Several features stand out in this analysis. First, tie trust becomes a criterion indicator or the principal component of guanxi. Network correlates with trust validate there also being components of guanxi. Thus, critical events (Figure 4b) are validated and constraints for these events are much less relevant. This analysis strongly hints that the ties at critical events are guanxi. The message is clear and important – guanxi can be teased out in critical events for the entrepreneurs. This analysis and finding also highlight another important characteristic of guanxi – expected or actual utility in social relationships. That is, guanxi not only promotes trust and sentiment in the relationship, it also expects resource exchanges. The event-based analysis offers a partial but clear glimpse of this feature of guanxi. Thus, guanxi may best be examined (1) in a dyadic relationship, (2) in the degree of trust or sentiment, and (3) in expected or actual exchanges of resources.
We can build on Burt and Burzynska's leads to advance future conceptualization of guanxi. Two measurement approaches come to mind. One direction is to link possible event ties with transaction outcomes, in addition to trust. In examining the ties used in critical events, we could assess both the extent of sentiment or trust between ego and helper(s) but also what benefits ego expected or actually obtained through such ties. In analyzing such data we could employ both trust-sentiment and benefits as criteria components, and identify network features as well as characteristics of helpers and ego-helper relationships to further identify the components of guanxi ties.
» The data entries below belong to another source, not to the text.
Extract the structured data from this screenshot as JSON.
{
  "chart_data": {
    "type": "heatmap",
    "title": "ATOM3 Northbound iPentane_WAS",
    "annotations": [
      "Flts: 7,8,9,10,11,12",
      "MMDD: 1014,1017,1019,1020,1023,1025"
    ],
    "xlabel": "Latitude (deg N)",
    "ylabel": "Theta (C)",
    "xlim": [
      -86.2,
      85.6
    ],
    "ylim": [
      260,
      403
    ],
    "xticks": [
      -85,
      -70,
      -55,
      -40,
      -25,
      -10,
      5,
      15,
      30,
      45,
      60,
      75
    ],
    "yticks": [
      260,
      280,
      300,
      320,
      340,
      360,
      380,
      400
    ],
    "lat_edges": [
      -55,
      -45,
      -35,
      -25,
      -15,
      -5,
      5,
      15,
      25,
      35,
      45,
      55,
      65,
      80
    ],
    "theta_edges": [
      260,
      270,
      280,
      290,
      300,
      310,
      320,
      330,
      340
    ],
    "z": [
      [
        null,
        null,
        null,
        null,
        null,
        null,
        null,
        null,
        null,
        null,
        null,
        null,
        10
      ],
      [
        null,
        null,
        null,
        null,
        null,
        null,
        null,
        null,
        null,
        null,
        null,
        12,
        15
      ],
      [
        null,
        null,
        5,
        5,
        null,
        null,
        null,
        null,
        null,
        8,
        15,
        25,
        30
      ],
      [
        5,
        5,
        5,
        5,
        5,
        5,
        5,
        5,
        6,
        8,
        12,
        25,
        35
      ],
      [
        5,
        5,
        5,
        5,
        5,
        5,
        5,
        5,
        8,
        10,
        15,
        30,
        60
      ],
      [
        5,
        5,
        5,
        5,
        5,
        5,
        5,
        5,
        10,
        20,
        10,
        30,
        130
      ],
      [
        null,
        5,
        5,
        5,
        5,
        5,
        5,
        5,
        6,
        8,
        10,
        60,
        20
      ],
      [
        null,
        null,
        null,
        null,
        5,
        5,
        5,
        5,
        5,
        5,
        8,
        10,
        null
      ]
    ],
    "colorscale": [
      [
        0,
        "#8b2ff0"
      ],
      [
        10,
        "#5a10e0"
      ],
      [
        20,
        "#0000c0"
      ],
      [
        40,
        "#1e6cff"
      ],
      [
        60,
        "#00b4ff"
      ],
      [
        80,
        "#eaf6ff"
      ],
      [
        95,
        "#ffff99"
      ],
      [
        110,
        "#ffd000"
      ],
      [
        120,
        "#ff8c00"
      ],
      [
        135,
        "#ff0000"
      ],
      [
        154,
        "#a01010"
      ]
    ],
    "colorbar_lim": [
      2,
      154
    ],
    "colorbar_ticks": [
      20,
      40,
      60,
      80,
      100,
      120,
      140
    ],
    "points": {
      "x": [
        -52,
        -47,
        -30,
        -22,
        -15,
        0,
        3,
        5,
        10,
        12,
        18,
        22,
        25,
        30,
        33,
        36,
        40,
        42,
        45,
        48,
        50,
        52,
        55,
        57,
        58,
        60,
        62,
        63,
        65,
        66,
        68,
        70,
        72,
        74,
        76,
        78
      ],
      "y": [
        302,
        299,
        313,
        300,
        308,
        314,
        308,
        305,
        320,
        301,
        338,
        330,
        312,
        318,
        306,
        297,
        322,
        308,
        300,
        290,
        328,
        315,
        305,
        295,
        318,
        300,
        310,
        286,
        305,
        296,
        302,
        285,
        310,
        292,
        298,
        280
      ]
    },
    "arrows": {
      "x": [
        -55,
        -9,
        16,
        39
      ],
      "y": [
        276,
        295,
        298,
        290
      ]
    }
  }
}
Another direction is to construct guanxi generators directly. Most Chinese seem to cognitively understand what it means. So instead of asking for names of the most valuable ties as in the event-name generators, we could ask guanxi ties used in critical events: Who was (were) the most important guanxi you used? Follow-up questions could then be asked (guanxi interpreters, characteristics of the guanxi tie, the actual relationship between ego and the guanxi helper) and the resources exchanged or received. I suspect that such a direct approach would yield data and information similar to those from the event-name generator. However, the guanxi generators are more direct and provide data on which further reliability and validity tests could readily be made, across different events, different generators (name generators and resource generators), and different cultures and societies. Such analyses would help shed light on the true nature of guanxi in the network contexts of Chinese society and beyond.